観光客たちに見守られながら、かやぶき屋根が並ぶ道でみこしを担ぐ住民ら(京都府南丹市美山町北)

観光客たちに見守られながら、かやぶき屋根が並ぶ道でみこしを担ぐ住民ら(京都府南丹市美山町北)

 京都府指定文化財に登録されている知井八幡神社(京都府南丹市美山町北)で6日、毎年恒例の例祭が開かれた。法被を着た地元住民らが大きな声を上げながらみこしを担ぎ、秋風の吹く美山を練り歩いた。

 同神社は知井9カ村の総社として1071(延久3)年に由良川対岸の南地区に創建されたが、山崩れによる大洪水で流失し、1570(元亀元)年に現在の場所に移されたと伝わる。
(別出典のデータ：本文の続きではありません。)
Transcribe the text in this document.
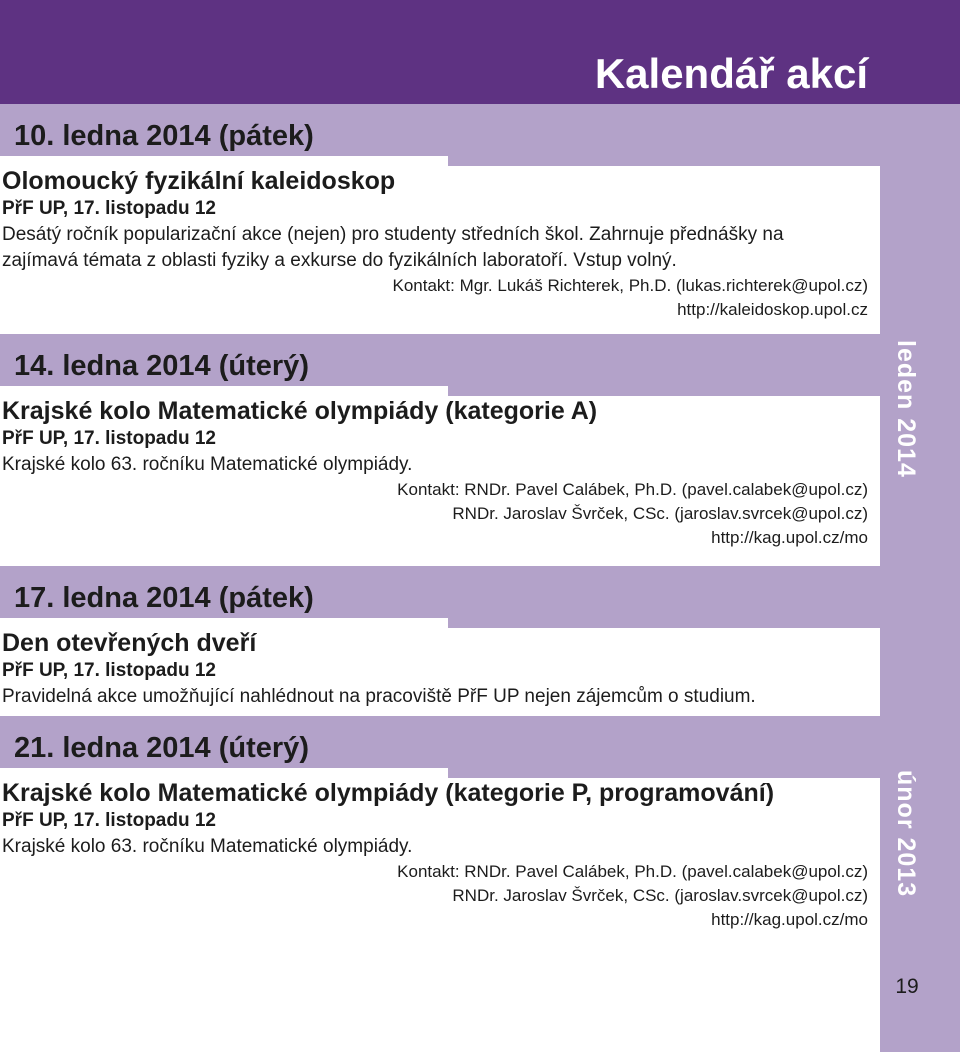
Kalendář akcí
leden 2014
únor 2013
19
10. ledna 2014 (pátek)
Olomoucký fyzikální kaleidoskop
PřF UP, 17. listopadu 12
Desátý ročník popularizační akce (nejen) pro studenty středních škol. Zahrnuje přednášky na zajímavá témata z oblasti fyziky a exkurse do fyzikálních laboratoří. Vstup volný.
Kontakt: Mgr. Lukáš Richterek, Ph.D. (lukas.richterek@upol.cz)
http://kaleidoskop.upol.cz
14. ledna 2014 (úterý)
Krajské kolo Matematické olympiády (kategorie A)
PřF UP, 17. listopadu 12
Krajské kolo 63. ročníku Matematické olympiády.
Kontakt: RNDr. Pavel Calábek, Ph.D. (pavel.calabek@upol.cz)
RNDr. Jaroslav Švrček, CSc. (jaroslav.svrcek@upol.cz)
http://kag.upol.cz/mo
17. ledna 2014 (pátek)
Den otevřených dveří
PřF UP, 17. listopadu 12
Pravidelná akce umožňující nahlédnout na pracoviště PřF UP nejen zájemcům o studium.
21. ledna 2014 (úterý)
Krajské kolo Matematické olympiády (kategorie P, programování)
PřF UP, 17. listopadu 12
Krajské kolo 63. ročníku Matematické olympiády.
Kontakt: RNDr. Pavel Calábek, Ph.D. (pavel.calabek@upol.cz)
RNDr. Jaroslav Švrček, CSc. (jaroslav.svrcek@upol.cz)
http://kag.upol.cz/mo
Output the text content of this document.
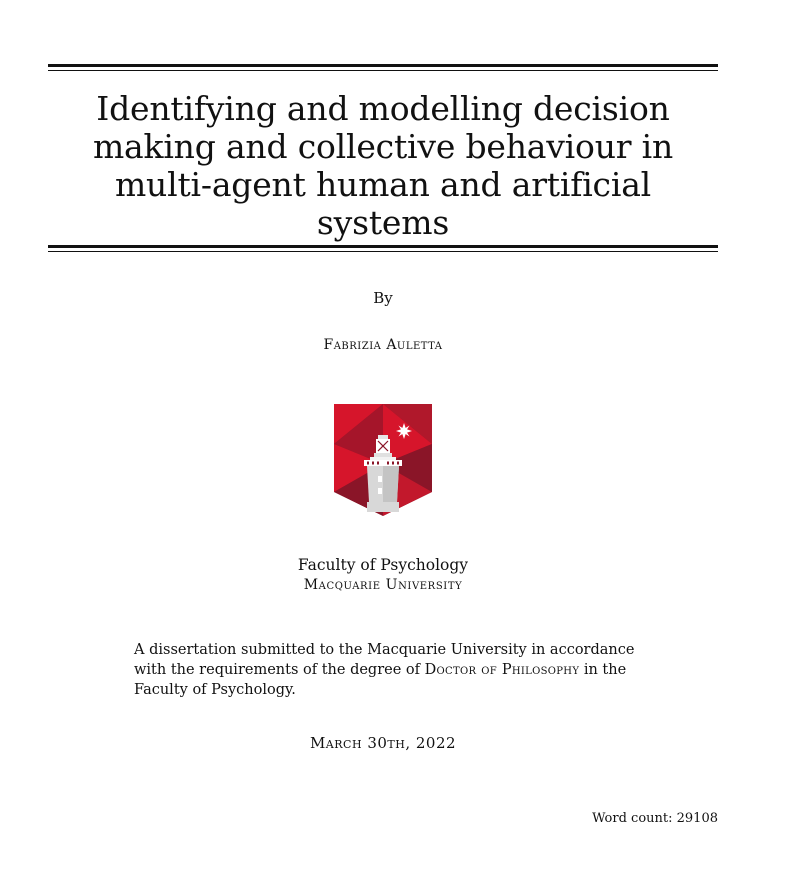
Identifying and modelling decision making and collective behaviour in multi-agent human and artificial systems
By
Fabrizia Auletta
Faculty of Psychology
Macquarie University

A dissertation submitted to the Macquarie University in accordance with the requirements of the degree of Doctor of Philosophy in the Faculty of Psychology.

March 30th, 2022
Word count: 29108
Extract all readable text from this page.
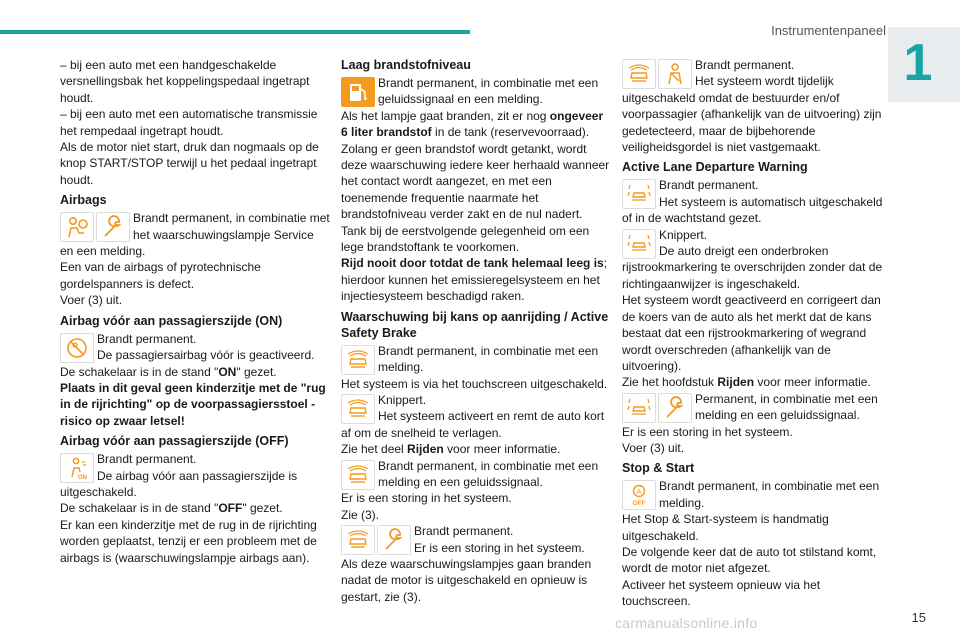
Instrumentenpaneel
1

– bij een auto met een handgeschakelde versnellingsbak het koppelingspedaal ingetrapt houdt.

– bij een auto met een automatische transmissie het rempedaal ingetrapt houdt.

Als de motor niet start, druk dan nogmaals op de knop START/STOP terwijl u het pedaal ingetrapt houdt.

Airbags

Brandt permanent, in combinatie met het waarschuwingslampje Service en een melding.

Een van de airbags of pyrotechnische gordelspanners is defect.

Voer (3) uit.

Airbag vóór aan passagierszijde (ON)

Brandt permanent.

De passagiersairbag vóór is geactiveerd.

De schakelaar is in de stand "ON" gezet.

Plaats in dit geval geen kinderzitje met de "rug in de rijrichting" op de voorpassagiersstoel - risico op zwaar letsel!

Airbag vóór aan passagierszijde (OFF)

Brandt permanent.

De airbag vóór aan passagierszijde is uitgeschakeld.

De schakelaar is in de stand "OFF" gezet.

Er kan een kinderzitje met de rug in de rijrichting worden geplaatst, tenzij er een probleem met de airbags is (waarschuwingslampje airbags aan).

Laag brandstofniveau

Brandt permanent, in combinatie met een geluidssignaal en een melding.

Als het lampje gaat branden, zit er nog ongeveer 6 liter brandstof in de tank (reservevoorraad).

Zolang er geen brandstof wordt getankt, wordt deze waarschuwing iedere keer herhaald wanneer het contact wordt aangezet, en met een toenemende frequentie naarmate het brandstofniveau verder zakt en de nul nadert.

Tank bij de eerstvolgende gelegenheid om een lege brandstoftank te voorkomen.

Rijd nooit door totdat de tank helemaal leeg is; hierdoor kunnen het emissieregelsysteem en het injectiesysteem beschadigd raken.

Waarschuwing bij kans op aanrijding / Active Safety Brake

Brandt permanent, in combinatie met een melding.

Het systeem is via het touchscreen uitgeschakeld.

Knippert.

Het systeem activeert en remt de auto kort af om de snelheid te verlagen.

Zie het deel Rijden voor meer informatie.

Brandt permanent, in combinatie met een melding en een geluidssignaal.

Er is een storing in het systeem.

Zie (3).

Brandt permanent.

Er is een storing in het systeem.

Als deze waarschuwingslampjes gaan branden nadat de motor is uitgeschakeld en opnieuw is gestart, zie (3).

Brandt permanent.

Het systeem wordt tijdelijk uitgeschakeld omdat de bestuurder en/of voorpassagier (afhankelijk van de uitvoering) zijn gedetecteerd, maar de bijbehorende veiligheidsgordel is niet vastgemaakt.

Active Lane Departure Warning

Brandt permanent.

Het systeem is automatisch uitgeschakeld of in de wachtstand gezet.

Knippert.

De auto dreigt een onderbroken rijstrookmarkering te overschrijden zonder dat de richtingaanwijzer is ingeschakeld.

Het systeem wordt geactiveerd en corrigeert dan de koers van de auto als het merkt dat de kans bestaat dat een rijstrookmarkering of wegrand wordt overschreden (afhankelijk van de uitvoering).

Zie het hoofdstuk Rijden voor meer informatie.

Permanent, in combinatie met een melding en een geluidssignaal.

Er is een storing in het systeem.

Voer (3) uit.

Stop & Start
A
OFF

Brandt permanent, in combinatie met een melding.

Het Stop & Start-systeem is handmatig uitgeschakeld.

De volgende keer dat de auto tot stilstand komt, wordt de motor niet afgezet.

Activeer het systeem opnieuw via het touchscreen.

carmanualsonline.info	15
現在の本殿は1767(明和4)年に再建された。

 例祭では、神事を執り行った後、地元の若者ら約30人がみこしを担ぎ、境内を3周してから、同神社を出発した。周囲には、ひちりきや竜笛、笙(しょう)の澄んだ音色のほか、「わっしょいわっしょい」という威勢のある声を響かせ、住民や観光客に見守られながらかやぶきの里や町内を巡った。